According to Shaw, camas roots have an indigestible sugar in them called inulin, which can cause “a mighty wind,” so to speak. It can even cause more severe gastric distress. Lewis and Clark reported that eating the root left “nearly all the men sick.” The way to avoid this is to cook the bulbs for an extended period of time, causing the inulin sugars to convert to fructose, a digestible sugar. 

Historically, camas root was cooked in an earthen oven for several days. slow cooking causes the sugars to caramelize, turning them nearly black. Darcy Williamson, a McCall-based natural foods expert, said children of the Nez Perce and Bannock-Shoshone tribes loved it when the camas was baked because the natural sugars would ooze out of the earthen ovens in the form of a sticky caramel.
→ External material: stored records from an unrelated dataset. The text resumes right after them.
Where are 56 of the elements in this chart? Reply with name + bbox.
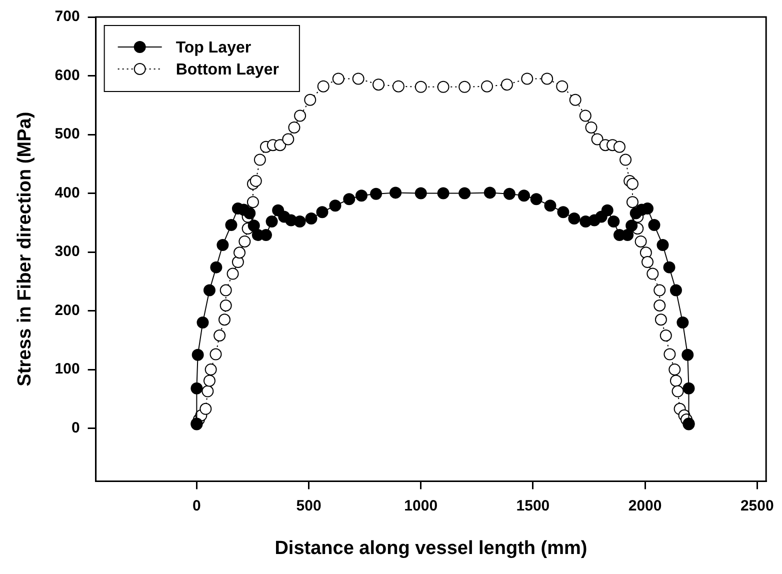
point (316, 206, 328, 218)
point (503, 188, 516, 200)
point (670, 284, 682, 296)
legend-label: Top Layer (176, 39, 252, 56)
point (355, 190, 368, 202)
y-tick-label: 400 (54, 184, 80, 202)
point (648, 219, 660, 232)
x-tick-label: 2500 (740, 497, 774, 514)
point (530, 193, 542, 206)
y-tick-label: 200 (54, 302, 80, 319)
point (343, 193, 356, 206)
x-tick-label: 500 (296, 497, 322, 514)
point (484, 186, 496, 199)
point (682, 348, 694, 361)
point (192, 348, 204, 361)
point (294, 215, 306, 228)
point (458, 187, 471, 200)
point (225, 219, 238, 232)
y-axis-title: Stress in Fiber direction (MPa) (14, 112, 36, 386)
point (682, 382, 695, 394)
point (557, 206, 570, 218)
x-tick-label: 1500 (516, 497, 550, 514)
point (248, 220, 260, 232)
point (676, 316, 689, 329)
point (305, 212, 318, 225)
point (190, 382, 203, 394)
point (244, 207, 256, 220)
point (601, 204, 614, 216)
y-tick-label: 300 (54, 243, 80, 260)
point (437, 187, 450, 200)
point (414, 187, 427, 200)
point (544, 200, 556, 212)
point (329, 200, 342, 212)
y-tick-label: 700 (54, 8, 80, 26)
point (196, 316, 209, 329)
y-tick-label: 0 (71, 419, 80, 436)
y-tick-label: 600 (54, 66, 80, 84)
x-tick-label: 1000 (404, 497, 438, 514)
point (626, 220, 638, 232)
point (663, 261, 676, 274)
point (518, 190, 530, 202)
legend-label: Bottom Layer (176, 61, 279, 78)
point (203, 284, 216, 296)
point (608, 215, 620, 228)
y-tick-label: 500 (54, 126, 80, 143)
y-tick-label: 100 (54, 360, 80, 378)
point (568, 212, 580, 225)
point (210, 261, 222, 274)
point (370, 188, 382, 200)
point (216, 238, 229, 251)
x-tick-label: 2000 (628, 497, 662, 514)
x-tick-label: 0 (192, 497, 201, 514)
point (266, 215, 278, 228)
point (656, 238, 669, 251)
x-axis-title: Distance along vessel length (mm) (274, 538, 588, 559)
point (390, 186, 402, 199)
The children loved using small twigs to make an ancient form of candy, much like a modern-day sucker. 

While the flower is nearly unmistakable, the camas roots themselves can look an awful lot like the aptly named “death camas.” 

With my batch of camas, I used the traditional french method of confit: the slow poaching of food in oil to slightly caramelize it to allow for preservation. I would add mine to simple salad dishes of foraged greens and light vinaigrettes. The sweetness of the camas balanced the
dishes out very well. 

Chris florence added, “The simplest way that I have cooked them was to simply smash the bulb flat and crisp them in hot bear fat, then add a huckleberry syrup.” Yum. 

But be cautious when gathering the root for the first time. While the flower is nearly unmistakable, the camas roots themselves can look an awful lot like the aptly named “death camas.” 

To that point, Florence offered this advice: “first-time camas pickers? I’d say the same thing I tell first-time mushroom pickers: Go with someone who knows.”